Cxcl17 −/− mice develop exacerbated disease in a T cell‐dependent autoimmune model

CXCL17 is a homeostatic chemokine in the mucosa known to chemoattract dendritic cells and macrophages but can also be expressed elsewhere under inflammatory conditions. Cxcl17 −/− mice have lower numbers of macrophages or dendritic cells in mucosal tissues. CXCL17 is also able to chemoattract suppressor myeloid cells that can recruit regulatory T cells.
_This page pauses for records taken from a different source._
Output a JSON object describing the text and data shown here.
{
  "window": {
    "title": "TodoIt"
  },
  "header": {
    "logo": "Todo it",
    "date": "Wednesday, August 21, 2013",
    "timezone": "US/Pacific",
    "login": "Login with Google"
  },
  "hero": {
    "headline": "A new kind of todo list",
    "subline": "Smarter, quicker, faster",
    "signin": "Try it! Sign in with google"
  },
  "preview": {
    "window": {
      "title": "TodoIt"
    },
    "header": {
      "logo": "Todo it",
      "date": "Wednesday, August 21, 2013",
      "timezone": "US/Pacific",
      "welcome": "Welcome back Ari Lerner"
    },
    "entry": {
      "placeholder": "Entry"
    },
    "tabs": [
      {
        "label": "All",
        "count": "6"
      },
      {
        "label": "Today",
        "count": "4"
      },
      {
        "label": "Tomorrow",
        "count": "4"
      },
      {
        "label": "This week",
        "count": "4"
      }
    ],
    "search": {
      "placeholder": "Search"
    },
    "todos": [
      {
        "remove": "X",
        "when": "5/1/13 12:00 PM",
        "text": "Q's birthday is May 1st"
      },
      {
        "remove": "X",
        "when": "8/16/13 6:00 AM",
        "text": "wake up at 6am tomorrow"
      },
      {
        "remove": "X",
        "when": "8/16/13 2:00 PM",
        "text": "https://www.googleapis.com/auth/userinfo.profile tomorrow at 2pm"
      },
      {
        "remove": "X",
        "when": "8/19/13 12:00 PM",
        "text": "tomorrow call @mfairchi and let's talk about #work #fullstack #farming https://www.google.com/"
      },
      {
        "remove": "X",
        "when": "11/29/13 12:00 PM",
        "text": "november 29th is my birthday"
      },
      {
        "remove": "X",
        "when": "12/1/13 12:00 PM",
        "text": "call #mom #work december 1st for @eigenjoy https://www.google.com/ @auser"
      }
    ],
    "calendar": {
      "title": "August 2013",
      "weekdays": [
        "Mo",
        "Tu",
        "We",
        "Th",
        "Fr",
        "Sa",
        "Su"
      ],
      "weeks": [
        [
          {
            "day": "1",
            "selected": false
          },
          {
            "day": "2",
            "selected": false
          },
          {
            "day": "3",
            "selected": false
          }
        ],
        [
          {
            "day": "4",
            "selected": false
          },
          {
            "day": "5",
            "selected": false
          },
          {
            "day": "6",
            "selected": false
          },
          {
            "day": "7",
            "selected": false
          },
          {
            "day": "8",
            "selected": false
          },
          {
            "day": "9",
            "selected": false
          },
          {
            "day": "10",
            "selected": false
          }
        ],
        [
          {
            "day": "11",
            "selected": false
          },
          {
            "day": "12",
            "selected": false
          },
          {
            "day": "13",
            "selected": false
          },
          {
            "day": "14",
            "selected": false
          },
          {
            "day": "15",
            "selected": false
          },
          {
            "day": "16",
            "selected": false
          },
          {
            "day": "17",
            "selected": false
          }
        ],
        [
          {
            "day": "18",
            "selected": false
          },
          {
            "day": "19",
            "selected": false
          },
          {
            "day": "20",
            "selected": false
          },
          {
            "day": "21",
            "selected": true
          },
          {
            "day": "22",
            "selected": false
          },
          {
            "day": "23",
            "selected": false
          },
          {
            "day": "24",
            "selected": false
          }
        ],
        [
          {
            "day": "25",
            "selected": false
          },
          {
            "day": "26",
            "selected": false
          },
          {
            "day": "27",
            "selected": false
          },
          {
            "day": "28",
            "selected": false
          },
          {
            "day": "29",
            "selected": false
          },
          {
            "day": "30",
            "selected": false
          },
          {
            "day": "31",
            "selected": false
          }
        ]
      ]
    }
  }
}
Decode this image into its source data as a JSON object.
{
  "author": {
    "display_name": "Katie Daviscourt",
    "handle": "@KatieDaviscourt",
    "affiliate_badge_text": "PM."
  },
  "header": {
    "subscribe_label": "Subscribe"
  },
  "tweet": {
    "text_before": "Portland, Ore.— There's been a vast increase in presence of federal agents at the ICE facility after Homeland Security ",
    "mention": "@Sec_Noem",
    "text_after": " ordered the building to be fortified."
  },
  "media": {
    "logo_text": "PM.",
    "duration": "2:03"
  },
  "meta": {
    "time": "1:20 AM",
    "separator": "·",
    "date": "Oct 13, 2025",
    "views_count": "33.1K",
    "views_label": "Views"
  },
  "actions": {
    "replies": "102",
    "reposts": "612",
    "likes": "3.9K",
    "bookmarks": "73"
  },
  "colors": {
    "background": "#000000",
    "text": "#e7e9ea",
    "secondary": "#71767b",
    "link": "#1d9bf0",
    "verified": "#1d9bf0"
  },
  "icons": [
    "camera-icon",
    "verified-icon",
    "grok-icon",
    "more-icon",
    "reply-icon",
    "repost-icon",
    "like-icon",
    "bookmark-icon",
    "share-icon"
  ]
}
To explore a possible role of Cxcl17 in T cells, we studied T cell populations from Cxcl17 −/− or wild‐type (WT) littermate mice. Cxcl17 −/− mice have higher numbers of CD4 + and CD8 + T cells in spleen and lymph nodes (LNs). Upon activation, they produce higher levels of several proinflammatory cytokines and chemokines. Furthermore, a Cxcl17 −/− mouse developed exacerbated disease in a T cell‐dependent model of experimental autoimmune encephalomyelitis (EAE). By 18 days after immunization with myelin oligodendrocyte peptide, only 44% of Cxcl17 −/− mice were still alive vs. 90% for WT mice. During EAE, Cxcl17 −/− mice exhibited higher numbers of lymphoid and myeloid cells in spleen and LNs, whereas they had less myeloid cell infiltration in the CNS. Cxcl17 −/− mice also had higher levels of some inflammatory cytokines in serum, suggesting that they may be involved in the poor survival of these mice. Abnormal T cell function may reflect altered myeloid cell migration, or it could be due to altered T cell development in the thymus. We conclude that CXCL17 is a novel factor regulating T cell homeostasis and function.